Il lavoratore, dirigente bancario, ricorre giudizialmente contro la società, sua ex datrice, al fine di ottenere la declaratoria di nullità del patto di non concorrenza apposto al contratto di lavoro, in quanto indeterminato nel relativo ammontare e, comunque, iniquo.
La Corte d’Appello respinge la predetta domanda, sul presupposto che il patto doveva ritenersi valido, in quanto prevedente:
- una durata limitata nel tempo pari a tre mesi;
- una estensione territoriale circoscritta ad alcune regioni del nord e del centro Italia;
- un corrispettivo pari ad € 10.000,00 per ogni anno di lavoro, tenendo conto del fatto che le mansioni svolte erano altamente specializzanti e che una più lunga permanenza presso la banca datrice poteva rendere più difficile una nuova collocazione sul mercato, ampliando il sacrificio rispetto a quello che si sarebbe potuto verificare in relazione ad un rapporto di breve durata.

L’ordinanza

La Cassazione - nel confermare la statuizione della Corte d’Appello - rileva, preliminarmente, che il patto di non concorrenza non deve limitarsi a contemplare le mansioni che il lavoratore ha espletato nel corso del rapporto cui si riferisce, ben potendo ricomprendere anche altre prestazioni che in qualche modo competano con le attività economiche che svolge il datore.

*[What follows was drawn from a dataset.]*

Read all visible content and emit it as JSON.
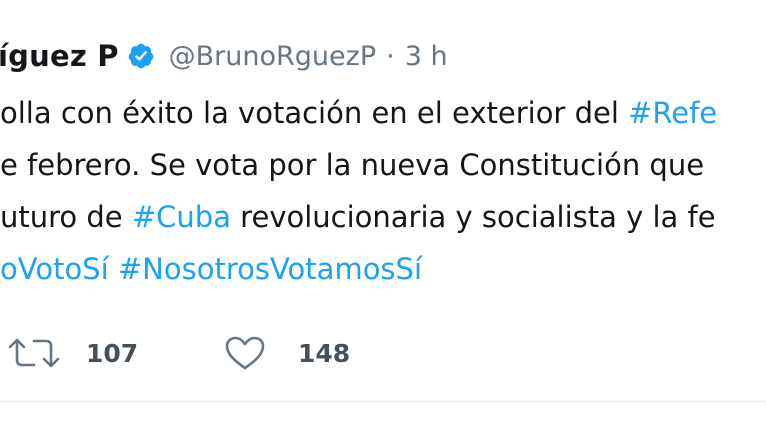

Per la sentenza, presupposto di legittimità indispensabile è che il patto non può estendersi sino al punto di compromettere qualsivoglia potenzialità reddituale del lavoratore, comprimendo ogni esplicazione della sua concreta professionalità.

Secondo i Giudici di legittimità, inoltre, il relativo compenso – che può essere erogato al lavoratore anche nel corso del rapporto – non deve essere simbolico o manifestamente iniquo o sproporzionato, ma deve tener conto del sacrificio imposto al dipendente, a prescindere dall'utilità che lo stesso apporta al datore.

Ritenendo dette condizioni rispettate nel caso di specie, la Suprema Corte conferma la validità dell’impugnato patto di non concorrenza e, conseguentemente, rigetta il ricorso del lavoratore.